Pickled Wych Elm Samaras

Sweet and aromatic, these super-easy pickled Wych Elm Samaras are so utterley delicious! Wonderful on crusty bread, tossed into a salad, or served with cooked meats and cheeses.


Prep Time: 5 Minutes

Cooking Time: 5 Minutes

Quantity: Makes a 500ml Jar of Pickles

  • As many Wych Elm Samaras as you can stuff into your pickling jar!
  • 150ml White Wine or Cider Vinegar
  • 150ml Water
  • 130g Sugar
  • 1 tsp of Black Peppercorns
  • 1 tsp Rock Salt
  • Pinch of Whole Mustard Seeds


  1. Separate from the stalks, then wash and drain your Wych Elm Samaras.
  2. Make a pickling brine by adding the Vinegar, Water, Sugar and Salt to a pan and bringing to the boil, stirring continuously until the Sugar and Salt has dissolved.
  3. Remove from the boil, add the Peppercorns and Mustard Seeds, and allow to cool.
  4. Fill a sterilised jar with the Samaras and pour the pickling brine on top, until the jar is full.

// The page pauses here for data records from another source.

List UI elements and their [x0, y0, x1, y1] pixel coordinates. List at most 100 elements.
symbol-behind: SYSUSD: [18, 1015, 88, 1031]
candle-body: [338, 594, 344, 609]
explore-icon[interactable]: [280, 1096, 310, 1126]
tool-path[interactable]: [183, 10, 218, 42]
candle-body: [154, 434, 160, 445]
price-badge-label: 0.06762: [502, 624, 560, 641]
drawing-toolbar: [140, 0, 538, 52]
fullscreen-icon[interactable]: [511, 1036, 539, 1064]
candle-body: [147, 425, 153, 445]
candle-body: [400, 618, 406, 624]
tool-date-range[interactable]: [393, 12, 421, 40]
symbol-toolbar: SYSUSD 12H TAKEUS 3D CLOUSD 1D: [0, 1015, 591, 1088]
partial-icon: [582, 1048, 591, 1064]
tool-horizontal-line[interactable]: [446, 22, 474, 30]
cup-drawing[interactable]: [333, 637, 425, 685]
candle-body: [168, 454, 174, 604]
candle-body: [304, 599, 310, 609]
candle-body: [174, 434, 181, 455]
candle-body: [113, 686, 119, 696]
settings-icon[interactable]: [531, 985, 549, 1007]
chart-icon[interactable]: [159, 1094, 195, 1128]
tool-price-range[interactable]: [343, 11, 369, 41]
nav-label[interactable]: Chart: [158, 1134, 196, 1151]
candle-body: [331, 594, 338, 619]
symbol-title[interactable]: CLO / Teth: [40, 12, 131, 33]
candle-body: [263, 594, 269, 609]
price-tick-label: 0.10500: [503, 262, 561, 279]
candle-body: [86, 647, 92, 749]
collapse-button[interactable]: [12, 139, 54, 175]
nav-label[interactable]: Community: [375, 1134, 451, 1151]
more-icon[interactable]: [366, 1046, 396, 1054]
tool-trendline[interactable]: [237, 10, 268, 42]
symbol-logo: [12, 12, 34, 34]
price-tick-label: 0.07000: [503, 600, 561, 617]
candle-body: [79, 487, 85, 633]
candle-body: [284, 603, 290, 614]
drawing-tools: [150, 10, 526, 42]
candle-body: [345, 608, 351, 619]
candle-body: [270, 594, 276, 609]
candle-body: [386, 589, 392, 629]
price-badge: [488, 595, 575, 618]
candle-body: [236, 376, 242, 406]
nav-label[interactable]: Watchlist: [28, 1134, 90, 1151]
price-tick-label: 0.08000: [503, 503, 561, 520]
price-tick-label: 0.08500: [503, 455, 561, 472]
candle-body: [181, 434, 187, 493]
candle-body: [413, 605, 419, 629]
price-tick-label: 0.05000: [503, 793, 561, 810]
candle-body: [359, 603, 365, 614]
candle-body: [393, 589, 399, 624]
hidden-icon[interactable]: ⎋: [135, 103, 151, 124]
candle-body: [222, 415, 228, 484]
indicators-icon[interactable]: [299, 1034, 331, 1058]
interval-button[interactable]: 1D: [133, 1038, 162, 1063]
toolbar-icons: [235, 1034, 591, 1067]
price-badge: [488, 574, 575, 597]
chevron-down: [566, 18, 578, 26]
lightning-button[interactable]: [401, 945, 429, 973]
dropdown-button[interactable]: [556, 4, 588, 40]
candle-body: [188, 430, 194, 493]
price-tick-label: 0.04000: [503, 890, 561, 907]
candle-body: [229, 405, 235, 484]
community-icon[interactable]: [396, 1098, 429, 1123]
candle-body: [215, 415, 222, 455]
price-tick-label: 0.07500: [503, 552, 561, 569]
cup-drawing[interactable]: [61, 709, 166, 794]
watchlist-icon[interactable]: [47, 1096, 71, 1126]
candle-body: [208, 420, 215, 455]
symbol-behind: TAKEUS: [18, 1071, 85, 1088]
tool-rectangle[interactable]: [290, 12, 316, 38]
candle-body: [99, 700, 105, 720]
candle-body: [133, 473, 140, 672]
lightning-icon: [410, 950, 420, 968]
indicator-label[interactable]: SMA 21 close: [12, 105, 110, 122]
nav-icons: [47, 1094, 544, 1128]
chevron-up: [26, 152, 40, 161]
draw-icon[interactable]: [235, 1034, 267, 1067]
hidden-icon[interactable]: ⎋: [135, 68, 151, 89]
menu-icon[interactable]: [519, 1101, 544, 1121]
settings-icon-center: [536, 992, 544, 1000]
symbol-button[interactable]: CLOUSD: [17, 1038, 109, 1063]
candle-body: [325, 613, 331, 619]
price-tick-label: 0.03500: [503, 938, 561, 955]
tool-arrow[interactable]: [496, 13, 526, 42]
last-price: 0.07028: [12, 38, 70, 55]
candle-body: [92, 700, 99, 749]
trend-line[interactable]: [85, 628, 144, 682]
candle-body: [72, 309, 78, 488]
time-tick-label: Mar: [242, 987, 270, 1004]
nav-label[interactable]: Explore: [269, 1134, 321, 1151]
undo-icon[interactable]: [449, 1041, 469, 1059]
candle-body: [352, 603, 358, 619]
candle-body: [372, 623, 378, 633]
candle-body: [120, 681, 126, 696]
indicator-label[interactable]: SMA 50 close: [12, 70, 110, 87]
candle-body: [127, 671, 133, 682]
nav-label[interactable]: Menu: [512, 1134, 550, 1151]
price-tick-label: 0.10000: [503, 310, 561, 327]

Make sure the pickling brine is cool enough so as not to wilt the Samaras. As the samaras are very light, they will float to the top of the jar, so a pickling pebble or other makeshift weight is recommended to ensure they stay submerged in the brine.
  5. Seal the jar and leave in a cool place for at least 1-2 days before eating. The unopened pickles can be stored for up to six months. Once opened, keep in the fridge and eat within 7 days.

Mix it up ...

Why not try some additional spices in the pickling brine, such as chilli flakes, mustard seeds, or bay leaves?